We cannot drop bad ideas

since that would be a victory for those who are against bad ideas.

That’s the reasoning with which no felonies, perjuries, attacks on the constitution, misappropriations and other misdeeds uncovered by Snowden have led to any prosecutions or even dismissals of the perpetrators: since it would mean that Snowden has “won”.

The same argument holds for opposition against the anti-democratic and anti-freedom bloopers in secret trade negotiations. Fixing the problems would hand a “victory” to the leakers who considered the interests of the public more important for a decision affecting the public than the interests of their corporate overlords.

It’s the good old: “we were planning to screw you over secretly. If we cannot have the secret part, we certainly are not going to give up the screwing part as well” play.

Compromise is called for, like with the just father approached by his two sons, one son stating “Mother gave us a cake to share. I want to have it all.”, the other “we should each get half of the cake.”

And the father says “that calls for compromise. Let’s meet halfways. Tim gets 75% of the cake, and Fred gets 25%”.

Now, of course, one has to weigh this according to controlled funding (the public provides the majority of funding for the shenanigans of politics but don’t have control over the pursestrings, so they are less interesting to listen to than those with the smaller purse they can actually open at will). So it will end up more like a 90/10 division of the cake with Tim getting to pick his 90% and afterwards pissing on the 10% piece.

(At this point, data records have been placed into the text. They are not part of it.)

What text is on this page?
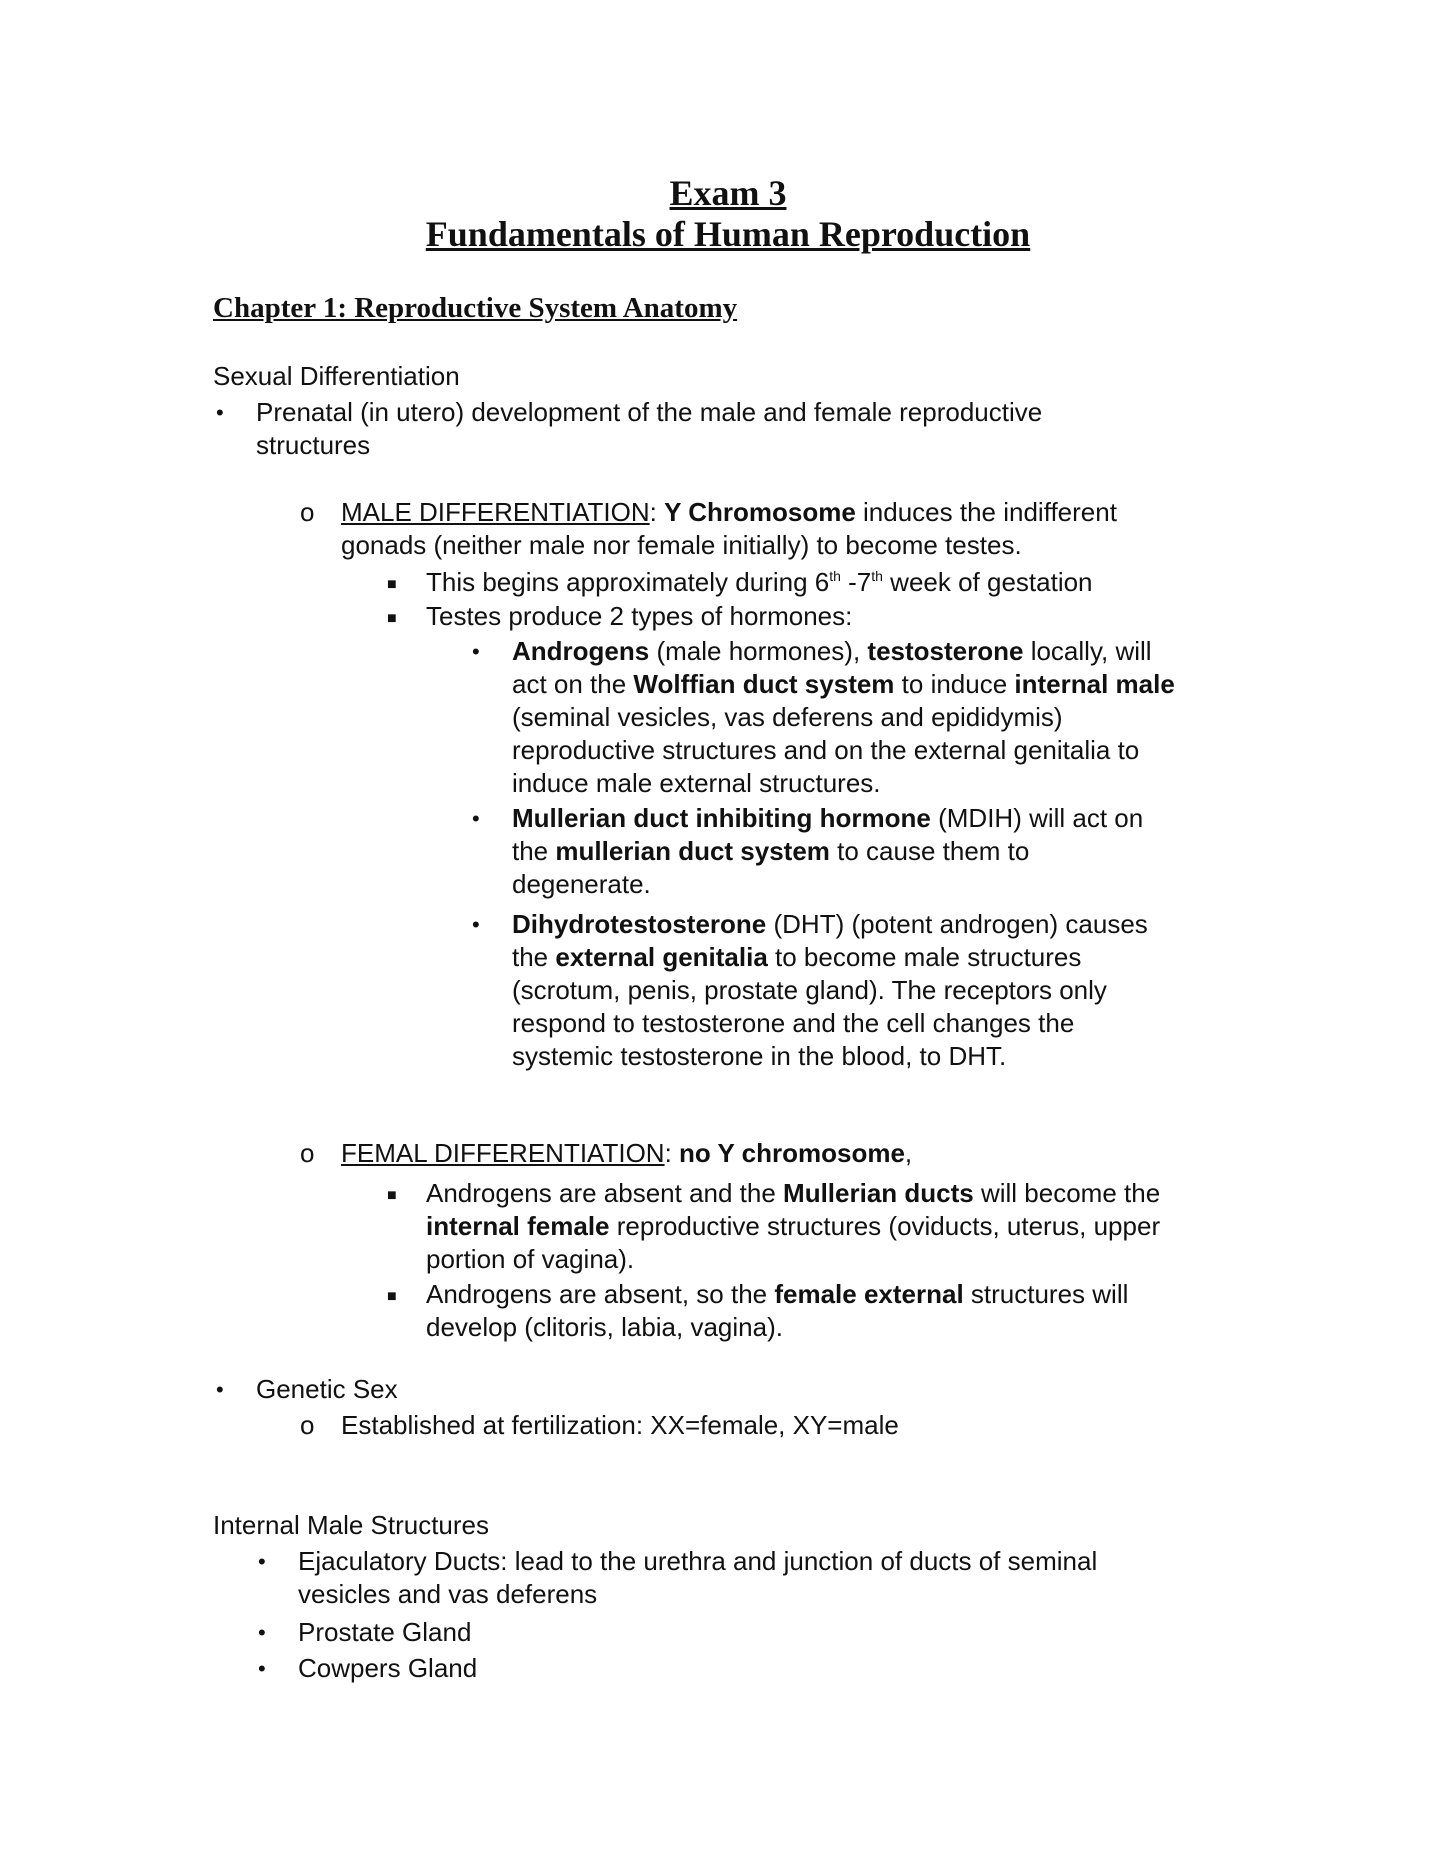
Exam 3
Fundamentals of Human Reproduction
Chapter 1: Reproductive System Anatomy
Sexual Differentiation
• Prenatal (in utero) development of the male and female reproductive
structures
o MALE DIFFERENTIATION: Y Chromosome induces the indifferent
gonads (neither male nor female initially) to become testes.
■ This begins approximately during 6th -7th week of gestation
■ Testes produce 2 types of hormones:
• Androgens (male hormones), testosterone locally, will
act on the Wolffian duct system to induce internal male
(seminal vesicles, vas deferens and epididymis)
reproductive structures and on the external genitalia to
induce male external structures.
• Mullerian duct inhibiting hormone (MDIH) will act on
the mullerian duct system to cause them to
degenerate.
• Dihydrotestosterone (DHT) (potent androgen) causes
the external genitalia to become male structures
(scrotum, penis, prostate gland). The receptors only
respond to testosterone and the cell changes the
systemic testosterone in the blood, to DHT.
o FEMAL DIFFERENTIATION: no Y chromosome,
■ Androgens are absent and the Mullerian ducts will become the
internal female reproductive structures (oviducts, uterus, upper
portion of vagina).
■ Androgens are absent, so the female external structures will
develop (clitoris, labia, vagina).
• Genetic Sex
o Established at fertilization: XX=female, XY=male
Internal Male Structures
• Ejaculatory Ducts: lead to the urethra and junction of ducts of seminal
vesicles and vas deferens
• Prostate Gland
• Cowpers Gland
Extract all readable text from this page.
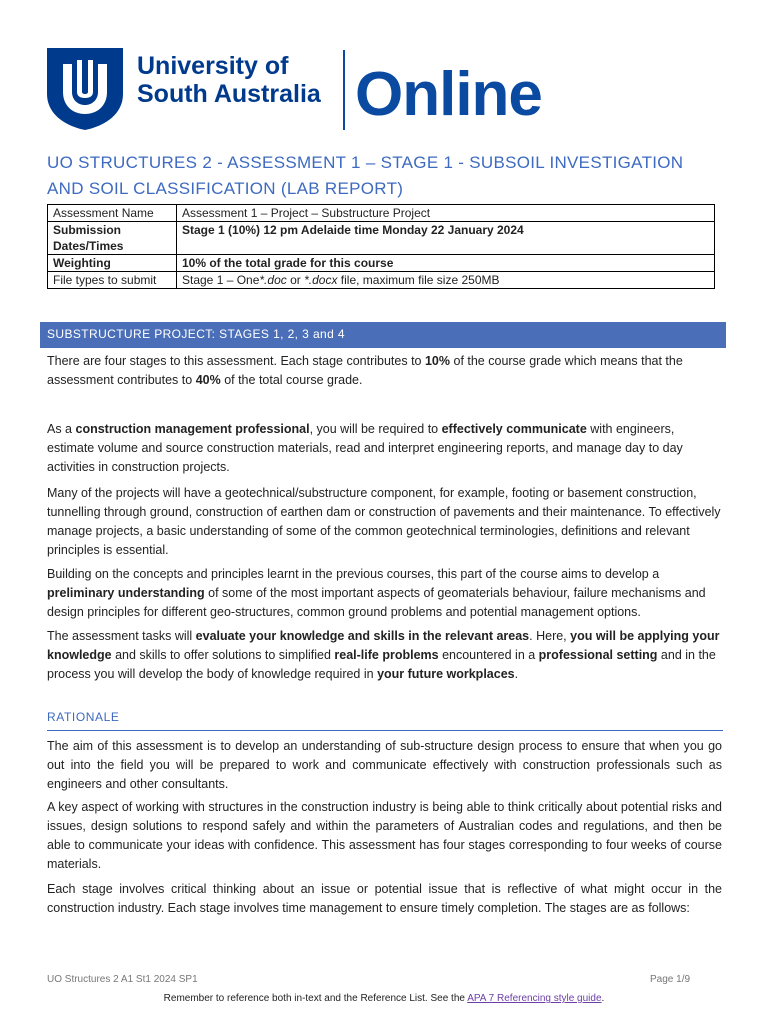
University of
South Australia Online
UO STRUCTURES 2 - ASSESSMENT 1 – STAGE 1 - SUBSOIL INVESTIGATION
AND SOIL CLASSIFICATION (LAB REPORT)
Assessment Name	Assessment 1 – Project – Substructure Project
Submission Dates/Times	Stage 1 (10%) 12 pm Adelaide time Monday 22 January 2024
Weighting	10% of the total grade for this course
File types to submit	Stage 1 – One*.doc or *.docx file, maximum file size 250MB
SUBSTRUCTURE PROJECT: STAGES 1, 2, 3 and 4
There are four stages to this assessment. Each stage contributes to 10% of the course grade which means that the assessment contributes to 40% of the total course grade.
As a construction management professional, you will be required to effectively communicate with engineers, estimate volume and source construction materials, read and interpret engineering reports, and manage day to day activities in construction projects.
Many of the projects will have a geotechnical/substructure component, for example, footing or basement construction, tunnelling through ground, construction of earthen dam or construction of pavements and their maintenance. To effectively manage projects, a basic understanding of some of the common geotechnical terminologies, definitions and relevant principles is essential.
Building on the concepts and principles learnt in the previous courses, this part of the course aims to develop a preliminary understanding of some of the most important aspects of geomaterials behaviour, failure mechanisms and design principles for different geo-structures, common ground problems and potential management options.
The assessment tasks will evaluate your knowledge and skills in the relevant areas. Here, you will be applying your knowledge and skills to offer solutions to simplified real-life problems encountered in a professional setting and in the process you will develop the body of knowledge required in your future workplaces.
RATIONALE
The aim of this assessment is to develop an understanding of sub-structure design process to ensure that when you go out into the field you will be prepared to work and communicate effectively with construction professionals such as engineers and other consultants.
A key aspect of working with structures in the construction industry is being able to think critically about potential risks and issues, design solutions to respond safely and within the parameters of Australian codes and regulations, and then be able to communicate your ideas with confidence. This assessment has four stages corresponding to four weeks of course materials.
Each stage involves critical thinking about an issue or potential issue that is reflective of what might occur in the construction industry. Each stage involves time management to ensure timely completion. The stages are as follows:
UO Structures 2 A1 St1 2024 SP1	Page 1/9
Remember to reference both in-text and the Reference List. See the APA 7 Referencing style guide.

Which is pretty much how the balance of copyright and public domain combined with DRM has worked out for the general public. So there is no reason not to embrace the same approaches regarding international trade.

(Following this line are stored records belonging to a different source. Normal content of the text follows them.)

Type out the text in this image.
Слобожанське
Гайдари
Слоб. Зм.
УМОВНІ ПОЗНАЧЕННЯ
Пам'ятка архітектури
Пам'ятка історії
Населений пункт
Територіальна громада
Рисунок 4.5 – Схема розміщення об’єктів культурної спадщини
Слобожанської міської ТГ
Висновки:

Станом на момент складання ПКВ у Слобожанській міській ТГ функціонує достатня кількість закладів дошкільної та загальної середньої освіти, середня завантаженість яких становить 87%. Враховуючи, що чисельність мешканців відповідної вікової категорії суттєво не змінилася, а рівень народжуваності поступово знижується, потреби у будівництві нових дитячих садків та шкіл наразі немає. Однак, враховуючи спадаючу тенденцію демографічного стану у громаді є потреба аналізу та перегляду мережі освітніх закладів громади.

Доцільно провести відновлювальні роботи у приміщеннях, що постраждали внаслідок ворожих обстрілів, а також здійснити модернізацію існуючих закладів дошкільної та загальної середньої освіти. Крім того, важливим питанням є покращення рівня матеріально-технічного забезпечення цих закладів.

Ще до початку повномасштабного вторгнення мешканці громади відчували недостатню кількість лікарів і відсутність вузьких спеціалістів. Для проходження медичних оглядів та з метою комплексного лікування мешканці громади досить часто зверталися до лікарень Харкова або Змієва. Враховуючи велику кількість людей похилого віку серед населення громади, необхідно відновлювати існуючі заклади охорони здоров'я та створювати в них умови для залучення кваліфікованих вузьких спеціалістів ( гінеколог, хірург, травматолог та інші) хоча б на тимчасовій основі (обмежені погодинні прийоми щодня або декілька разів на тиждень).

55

That One Guy (profile) says:

Re: We cannot drop bad ideas

Personally I’m hoping the US negotiators stick to their guns on this one, and the other countries have the guts to stand up to them, scuttling the entire ‘agreements’ as a result.

No ‘trade agreement’, supposedly something aimed at helping the people, rather than just select companies/industries, should ever be negotiated in such complete secrecy from the people, and it needs to be made very clear that any ‘trade agreement’ that is deserves to be shot down entirely, and treated as something detrimental to the public, something their supporters most certainly know they are.

Anonymous Coward says:

the whole idea of this part of the ‘agreements’ is to try to get other countries to fund USA companies for money that THEY think they are entitled to, but have lost because of little things like ‘Health and Safety’ laws, ones designed to try to keep the masses, including those in the particular company from harm and to give them a redress if needed. you can bet anything that it would be used mostly by US companies who are prevented from introducing something because of safety fears, just because they say it’s ok. any ‘arbitration’ would result in the company winning every time, as long as it was an American company, and all others losing every time because of not being American. if ever there was a stitch up requirement to ensure that companies could get millions from a country, in effect, bankrupting the country who would suddenly be ‘bailed out’ by the USA in return from something else that stitched the people of the country up as payment (probably some spin-off of the entertainment industries and massive increases in prices and penalties), and the presence of US troops everywhere, ready to pounce when told to put in force some sort of curfew until the local government signed the country over to the USA’s total control! in other words, the USA would be expanding by swallowing up other countries to become the world police that is put about already because of the way it always has to stick it’s snout in!!

John Fenderson (profile) says:

Wow, is that consistency I see?

I have to hand it to Daniel Ikenson. At the very least, he’s managed a rare instance of consistency in his point of view. This is a crowd that frequently trumpets the magical power of the “free market” to sort out inequities, and yet has viewed ISDS favorably despite the fact that the “free market” should handle cases of inequity all on its own (because companies will avoid doing business with nations that treat them unfairly). It’s refreshing to see one of that crowd making this exact point.